Freud ramène donc à l’enfantillage le mot d’esprit comme le comique et l’humour.

L’auteur de bons mots joue avec les mots ; il tente ainsi de faire accepter les inconvenances et les sottises ; l’acteur comique se comporte lui-même comme un enfant maladroit et ignorant ; et l’humoriste prend pour modèle les fantaisies de grandeur des enfants.

Autrement dit, le mot d’esprit provoque le plaisir par l’économie de travail de refoulement, le comique par l’économie de travail intellectuel, l’humour par l’économie de travail affectif ; et tous trois visent à nous replonger pour un instant dans le monde naïf de l’enfance, le « paradis perdu ».

Le seul but de cette communication est d’éveiller votre appétit et de vous inciter à lire l’ouvrage de Freud dans sa forme originale. Une vraie satisfaction ne peut jaillir que d’une étude plus approfondie de la psychologie du mot d’esprit et du comique.


1 Conférence prononcée à Budapest, à l’« Ecole Libre des Sciences Sociales ». Publiée in « Populare Vorträge über Psychonanalyse », chapitre VII.

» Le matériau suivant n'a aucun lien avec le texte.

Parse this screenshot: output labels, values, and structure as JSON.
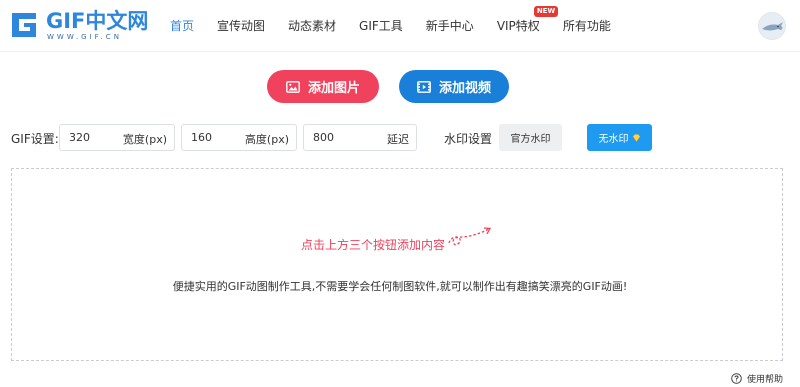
{
  "header": {
    "logo_text": "GIF中文网",
    "logo_sub": "WWW.GIF.CN",
    "nav": [
      {
        "label": "首页",
        "active": true
      },
      {
        "label": "宣传动图",
        "active": false
      },
      {
        "label": "动态素材",
        "active": false
      },
      {
        "label": "GIF工具",
        "active": false
      },
      {
        "label": "新手中心",
        "active": false
      },
      {
        "label": "VIP特权",
        "active": false,
        "badge": "NEW"
      },
      {
        "label": "所有功能",
        "active": false
      }
    ],
    "avatar_icon": "shark-avatar"
  },
  "actions": {
    "add_image": "添加图片",
    "add_video": "添加视频",
    "add_image_icon": "image-icon",
    "add_video_icon": "film-icon"
  },
  "settings": {
    "label": "GIF设置:",
    "width": {
      "value": "320",
      "unit": "宽度(px)"
    },
    "height": {
      "value": "160",
      "unit": "高度(px)"
    },
    "delay": {
      "value": "800",
      "unit": "延迟"
    },
    "watermark_label": "水印设置",
    "watermark_official": "官方水印",
    "watermark_none": "无水印",
    "watermark_none_icon": "diamond-icon"
  },
  "dropzone": {
    "hint": "点击上方三个按钮添加内容",
    "description": "便捷实用的GIF动图制作工具,不需要学会任何制图软件,就可以制作出有趣搞笑漂亮的GIF动画!"
  },
  "help": {
    "label": "使用帮助",
    "icon": "question-circle-icon"
  },
  "colors": {
    "brand_blue": "#2f87dc",
    "image_button": "#f0425d",
    "video_button": "#1a7fd8",
    "no_watermark_button": "#1e9bf0",
    "hint_text": "#f0425d"
  }
}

2 Hebdomadaire humoristique hongrois. La traduction littérale du titre serait : « Jeannot-grain-de-poivre ».

3 Pr Freud : Der Witz und seine Beziehung zurn Unbewussten, II. Auflage, Wien 1921. Trad. anglaise par A. A. Brill, 1917, New York, Moffatt, Yard et Co ; London, Broadway House. Standard Edition, vol. VIII.

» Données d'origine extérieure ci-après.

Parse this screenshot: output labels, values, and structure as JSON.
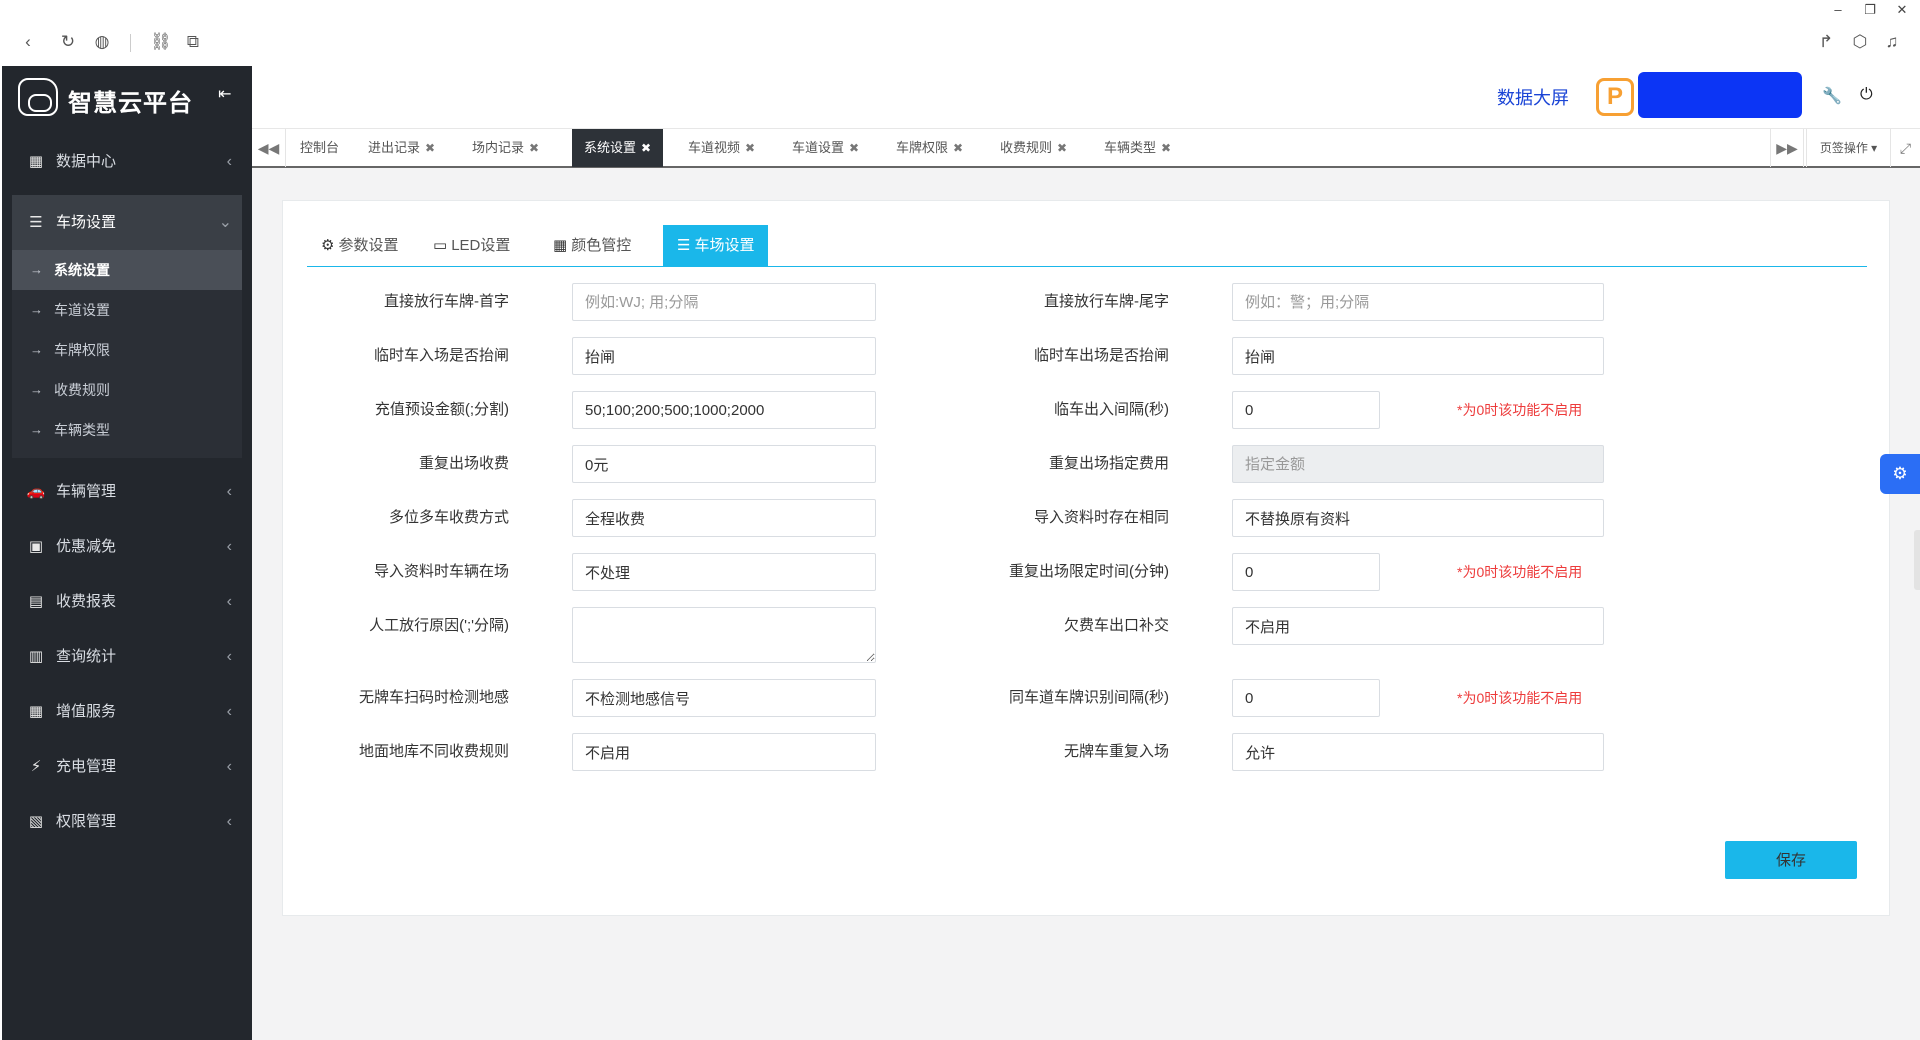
{
  "browser": {
    "back_icon": "‹",
    "refresh_icon": "↻",
    "globe_icon": "◍",
    "link_icon": "⛓",
    "ext_icon": "⧉",
    "share_icon": "↱",
    "cube_icon": "⬡",
    "sound_icon": "♫",
    "min_icon": "–",
    "restore_icon": "❐",
    "close_icon": "✕"
  },
  "sidebar": {
    "brand_title": "智慧云平台",
    "collapse_icon": "⇤",
    "items": [
      {
        "label": "数据中心",
        "icon": "▦",
        "arrow": "‹"
      },
      {
        "label": "车场设置",
        "icon": "☰",
        "arrow": "⌄"
      },
      {
        "label": "车辆管理",
        "icon": "🚗",
        "arrow": "‹"
      },
      {
        "label": "优惠减免",
        "icon": "▣",
        "arrow": "‹"
      },
      {
        "label": "收费报表",
        "icon": "▤",
        "arrow": "‹"
      },
      {
        "label": "查询统计",
        "icon": "▥",
        "arrow": "‹"
      },
      {
        "label": "增值服务",
        "icon": "▦",
        "arrow": "‹"
      },
      {
        "label": "充电管理",
        "icon": "⚡",
        "arrow": "‹"
      },
      {
        "label": "权限管理",
        "icon": "▧",
        "arrow": "‹"
      }
    ],
    "sub_items": [
      {
        "label": "系统设置",
        "arrow": "→"
      },
      {
        "label": "车道设置",
        "arrow": "→"
      },
      {
        "label": "车牌权限",
        "arrow": "→"
      },
      {
        "label": "收费规则",
        "arrow": "→"
      },
      {
        "label": "车辆类型",
        "arrow": "→"
      }
    ]
  },
  "header": {
    "data_screen": "数据大屏",
    "p_logo": "P",
    "wrench_icon": "🔧",
    "logout_icon": "⏻"
  },
  "tabs": {
    "prev_icon": "◀◀",
    "next_icon": "▶▶",
    "close_mark": "✖",
    "items": [
      "控制台",
      "进出记录",
      "场内记录",
      "系统设置",
      "车道视频",
      "车道设置",
      "车牌权限",
      "收费规则",
      "车辆类型"
    ],
    "page_ops": "页签操作 ▾",
    "fullscreen_icon": "⤢"
  },
  "inner_tabs": [
    {
      "label": "参数设置",
      "icon": "⚙"
    },
    {
      "label": "LED设置",
      "icon": "▭"
    },
    {
      "label": "颜色管控",
      "icon": "▦"
    },
    {
      "label": "车场设置",
      "icon": "☰"
    }
  ],
  "form": {
    "left": [
      {
        "label": "直接放行车牌-首字",
        "value": "",
        "placeholder": "例如:WJ; 用;分隔"
      },
      {
        "label": "临时车入场是否抬闸",
        "value": "抬闸",
        "placeholder": ""
      },
      {
        "label": "充值预设金额(;分割)",
        "value": "50;100;200;500;1000;2000",
        "placeholder": ""
      },
      {
        "label": "重复出场收费",
        "value": "0元",
        "placeholder": ""
      },
      {
        "label": "多位多车收费方式",
        "value": "全程收费",
        "placeholder": ""
      },
      {
        "label": "导入资料时车辆在场",
        "value": "不处理",
        "placeholder": ""
      },
      {
        "label": "人工放行原因(';'分隔)",
        "value": "",
        "placeholder": ""
      },
      {
        "label": "无牌车扫码时检测地感",
        "value": "不检测地感信号",
        "placeholder": ""
      },
      {
        "label": "地面地库不同收费规则",
        "value": "不启用",
        "placeholder": ""
      }
    ],
    "right": [
      {
        "label": "直接放行车牌-尾字",
        "value": "",
        "placeholder": "例如：警；用;分隔"
      },
      {
        "label": "临时车出场是否抬闸",
        "value": "抬闸",
        "placeholder": ""
      },
      {
        "label": "临车出入间隔(秒)",
        "value": "0",
        "placeholder": "",
        "note": "*为0时该功能不启用"
      },
      {
        "label": "重复出场指定费用",
        "value": "",
        "placeholder": "指定金额",
        "disabled": true
      },
      {
        "label": "导入资料时存在相同",
        "value": "不替换原有资料",
        "placeholder": ""
      },
      {
        "label": "重复出场限定时间(分钟)",
        "value": "0",
        "placeholder": "",
        "note": "*为0时该功能不启用"
      },
      {
        "label": "欠费车出口补交",
        "value": "不启用",
        "placeholder": ""
      },
      {
        "label": "同车道车牌识别间隔(秒)",
        "value": "0",
        "placeholder": "",
        "note": "*为0时该功能不启用"
      },
      {
        "label": "无牌车重复入场",
        "value": "允许",
        "placeholder": ""
      }
    ],
    "save_label": "保存"
  },
  "floating": {
    "gear_icon": "⚙"
  }
}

4 Contrairement à ce qui se passe en français, dans la langue allemande et hongroise l’orthographe rejoint la phonétique. (N.d.T.).

5 Le sens de la plaisanterie est légèrement modifié par la traduction. La traduction des jeux de mots pose des problèmes faciles à imaginer. C’est ainsi que dans la version anglaise de cet article parue dans « Further Contributions to the Theory and Technique of Psychoanalysis », Hogarth Press, ce passage a dû être supprimé. (N.d.T.).

6 Et à Paris... (N.d.T.).

7 Journal humoristique hongrois de l’époque.

8 Ferenczi se réfère ici au héros d’une longue œuvre poétique de l’écrivain hongrois Gvadànyi qui met en scène un notaire de province en visite dans la capitale. (N.d.T.).